Alta Genetics: Dicas de como aproveitar matriz F1 agregando valor à produção de carne

 

Nesta quinta, 17, o gerente de mercado da Alta Brasil, Tiago Carrara deu dicas de como aproveitar matriz F1 agregando valor à produção de carne no programa Giro do Boi no Canal Rural.

 

Ele mensurou os impactos do melhoramento genético dentro de uma fazenda de gado de corte e explicou como o pecuarista que já faz o cruzamento industrial pode, ao invés de descartar, usar as fêmeas F1 para produzir mais um bezerro a partir dela e aumentar a produção de carne de qualidade, potencializando a captura de valor no mercado.

 

Carrara destacou que o impacto do melhoramento pode ser muito grande dentro da fazenda dependendo da inteligência no uso da ferramenta, mas considera que a “genética sozinha não faz nada”. “Ela precisa ser trabalhada em conjunto com ambiente, mas também se trabalhar só o ambiente, sem genética, você fica limitado em alcançar os resultados”, contrapôs.

 

Ao unir o ambiente com o melhoramento genético, o veterinário afirmou que é possível diminuir a idade ao abate, aumentar o peso dos animais, o número de bezerros desmamados e ainda acessar programas de bonificação, que remuneram o pecuarista conforme a qualidade de sua entrega. “Todas as características que são trabalhadas dentro do melhoramento genético têm uma correlação com a parte financeira, se não tiver isso não é melhoramento genético”, classificou.

 

Carrara passou ainda uma série de orientações para o pecuarista que já está mais avançado no uso do melhoramento genético e já lançou mão do cruzamento industrial. O gerente lembrou que existem 37 raças taurinas, além das adaptadas e sintéticas, que podem ser combinadas com as características das fazendas para obter máxima produtividade. “Quando se utiliza as raças britânicas, como o Hereford, Devon ou Angus, a gente tem a possibilidade de segurar a fêmea no rebanho e essa fêmea ser a nossa matriz.

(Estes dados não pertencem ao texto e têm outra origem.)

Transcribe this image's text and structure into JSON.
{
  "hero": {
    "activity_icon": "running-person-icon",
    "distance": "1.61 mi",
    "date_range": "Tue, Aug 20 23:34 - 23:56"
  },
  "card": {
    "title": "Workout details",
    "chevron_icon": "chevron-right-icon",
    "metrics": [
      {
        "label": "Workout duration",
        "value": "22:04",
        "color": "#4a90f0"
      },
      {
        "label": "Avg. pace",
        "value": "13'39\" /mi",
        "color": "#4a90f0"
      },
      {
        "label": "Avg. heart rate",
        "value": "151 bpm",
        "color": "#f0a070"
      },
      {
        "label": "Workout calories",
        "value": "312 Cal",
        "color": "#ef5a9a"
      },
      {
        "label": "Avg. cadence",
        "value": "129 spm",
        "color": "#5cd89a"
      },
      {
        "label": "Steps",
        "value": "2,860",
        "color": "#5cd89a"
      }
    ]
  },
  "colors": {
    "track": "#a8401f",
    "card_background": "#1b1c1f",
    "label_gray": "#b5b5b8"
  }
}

A heterose favorece essa vaca em termos de fertilidade, precocidade e ela é boa de leite”, declarou Carrara.

 

Calculou que num sistema produtivo bem desenhado, é possível desmamar as novilhas com 7 meses e emprenhá-las já aos 12 a 14 meses, eliminando a necessidade de fazer a recria de fêmeas vazias. Então as vacas poderão parir antes dos 24 meses, aos 30 meses desmamar um bezerro com até 250 kg e responderem bem à terminação em semi confinamento ou confinamento habilitada para capturar valor em qualquer programa de bonificação por carne de qualidade, tanto ela quanto seu bezerro.